Does eating this Winter Goddess Bowl make you look like a real life version of Elsa from Frozen? Probably not, but it will help you get an amazing glow from all the superfoods you will be eating. Plus even if it did, it would be called a Winter Ice Queen bowl. DUH.
A few weeks ago, I signed up for a CSA (community shared agriculture box) with Spade and Plow and it was one of the best decisions I have made in a while. I get to support local farms, receive fresh organic fruits and veggies to my front door, and I get to have fun experimenting with all the seasonal goodies. I loved the idea of making a Goddess Bowl but showcasing all the bomb winter vegetables in my fridge and also put a new twist on the dressing by using avocado versus tahini. Probably just so I can use the new avocado emoji on Insta. The highlight of this bowl is the sautéed butternut squash and apples. It brings a sweetness to the bowl that pairs well with the tangy and "garlicky" avocado citrus dressing. Make all of the parts of the bowl in a large batch and use this as a go-to meal prep for this week. One last thing, I used the pre-cooked quinoa from Trader Joe's and boy was that the best decision. Cooked perfect quinoa in my microwave in less than 10 minutes. Can I get a Hallelujah?
-1/4 cup quinoa (Used the packet of Trader Joe's fully cooked organic quinoa (frozen section)

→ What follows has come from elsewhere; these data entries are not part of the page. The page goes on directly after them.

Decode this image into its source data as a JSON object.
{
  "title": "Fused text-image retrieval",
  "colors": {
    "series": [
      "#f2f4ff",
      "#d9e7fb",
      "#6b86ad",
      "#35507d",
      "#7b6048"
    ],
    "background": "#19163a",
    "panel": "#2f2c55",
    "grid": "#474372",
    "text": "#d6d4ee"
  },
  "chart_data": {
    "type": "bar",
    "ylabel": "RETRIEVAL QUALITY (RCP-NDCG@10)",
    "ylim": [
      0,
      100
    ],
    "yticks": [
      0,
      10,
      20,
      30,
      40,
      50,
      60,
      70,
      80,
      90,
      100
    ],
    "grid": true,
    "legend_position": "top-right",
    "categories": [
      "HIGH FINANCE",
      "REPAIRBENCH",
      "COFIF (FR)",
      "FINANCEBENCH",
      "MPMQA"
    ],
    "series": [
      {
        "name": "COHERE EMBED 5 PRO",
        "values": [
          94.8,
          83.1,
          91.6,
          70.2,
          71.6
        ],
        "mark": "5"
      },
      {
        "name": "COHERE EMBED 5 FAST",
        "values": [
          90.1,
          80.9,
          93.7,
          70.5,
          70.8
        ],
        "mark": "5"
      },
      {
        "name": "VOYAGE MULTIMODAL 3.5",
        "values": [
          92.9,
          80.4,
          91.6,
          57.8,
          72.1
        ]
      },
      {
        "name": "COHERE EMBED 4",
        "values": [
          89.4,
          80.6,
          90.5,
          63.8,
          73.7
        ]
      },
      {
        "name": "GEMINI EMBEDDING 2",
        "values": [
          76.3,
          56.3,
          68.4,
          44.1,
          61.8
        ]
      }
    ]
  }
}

- 3-4 slices of Chiogga beets
-2 eggs hard boiled or soft boiled (made mine in the Instant Pot on steam for 4 minutes)
- 3-4 red chard leaves, steamed
For the sautéed squash and apples:
-1/2 gala apple, diced
-1 cup butternut squash, diced
-1 small red onion, diced
-2 Tbsp. of EVOO (extra virgin olive oil)

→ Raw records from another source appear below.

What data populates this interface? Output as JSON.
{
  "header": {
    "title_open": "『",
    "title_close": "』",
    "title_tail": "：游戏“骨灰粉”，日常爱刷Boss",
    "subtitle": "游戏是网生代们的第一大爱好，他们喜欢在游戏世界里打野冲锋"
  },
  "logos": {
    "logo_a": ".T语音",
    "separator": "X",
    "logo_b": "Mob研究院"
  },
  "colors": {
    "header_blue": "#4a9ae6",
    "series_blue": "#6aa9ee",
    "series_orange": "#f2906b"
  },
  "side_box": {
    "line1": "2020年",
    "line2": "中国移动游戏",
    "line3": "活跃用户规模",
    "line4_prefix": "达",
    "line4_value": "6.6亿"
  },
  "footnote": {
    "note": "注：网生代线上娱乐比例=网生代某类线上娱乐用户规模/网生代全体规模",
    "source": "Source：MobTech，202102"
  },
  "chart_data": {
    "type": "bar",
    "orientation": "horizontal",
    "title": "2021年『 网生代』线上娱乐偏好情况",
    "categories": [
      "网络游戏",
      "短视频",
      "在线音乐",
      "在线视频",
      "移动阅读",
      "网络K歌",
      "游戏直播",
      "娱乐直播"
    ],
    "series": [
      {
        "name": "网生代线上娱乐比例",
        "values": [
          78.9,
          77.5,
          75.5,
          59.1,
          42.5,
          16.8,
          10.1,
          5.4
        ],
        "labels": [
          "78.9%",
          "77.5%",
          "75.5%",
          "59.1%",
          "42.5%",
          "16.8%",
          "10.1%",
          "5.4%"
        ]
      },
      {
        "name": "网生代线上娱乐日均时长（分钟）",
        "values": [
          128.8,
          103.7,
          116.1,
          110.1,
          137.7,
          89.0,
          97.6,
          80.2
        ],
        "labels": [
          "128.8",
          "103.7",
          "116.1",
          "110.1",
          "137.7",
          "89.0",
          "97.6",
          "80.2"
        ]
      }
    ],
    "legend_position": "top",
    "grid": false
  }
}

-salt, pepper and red pepper to taste
For the avocado citrus dressing (makes a large batch, use about 2 Tbsp. for the bowl):
-juice of 1 Meyer lemon
-2 cloves garlic
-1/4 cup olive oil
-1-2 Tbsp. apple cider vinegar (ACV)
-1 Tbsp. grainy mustard
-salt and pepper to taste
- Microwave or cook the quinoa and slightly steam the red chard. Once done, set aside. Cook the soft to hard boiled eggs and let sit in a ice water bath. Once cooled, remove shell and set aside.
-On medium heat, place 2 Tbsp. of olive oil in a non-stick pan and add the apples, butternut squash, and onion to sauté. Add the salt, pepper, and red pepper to taste. Cook down until just slightly soft (about 10 minutes).
-Next, in a VitaMix or very good blender, add all the ingredients for the sauce and blend until smooth. Place in a bowl.
-Final step: Assemble. Place the red chard leaves at the bottom of the bowl, add 1/2 cup quinoa, 1/2 cup apples and butternut squash, beet slices, 1 or 2 eggs, and dress with 2 Tbsp. of the avocado citrus dressing.
No nutrition facts due to variances in portions.
MACROBALANCED TIP: You can add any protein you want to this dish depending on how many grams you need. This bowl provides a bout 10 grams of protein with 1 egg, but you can boost that by adding chicken, tuna or salmon.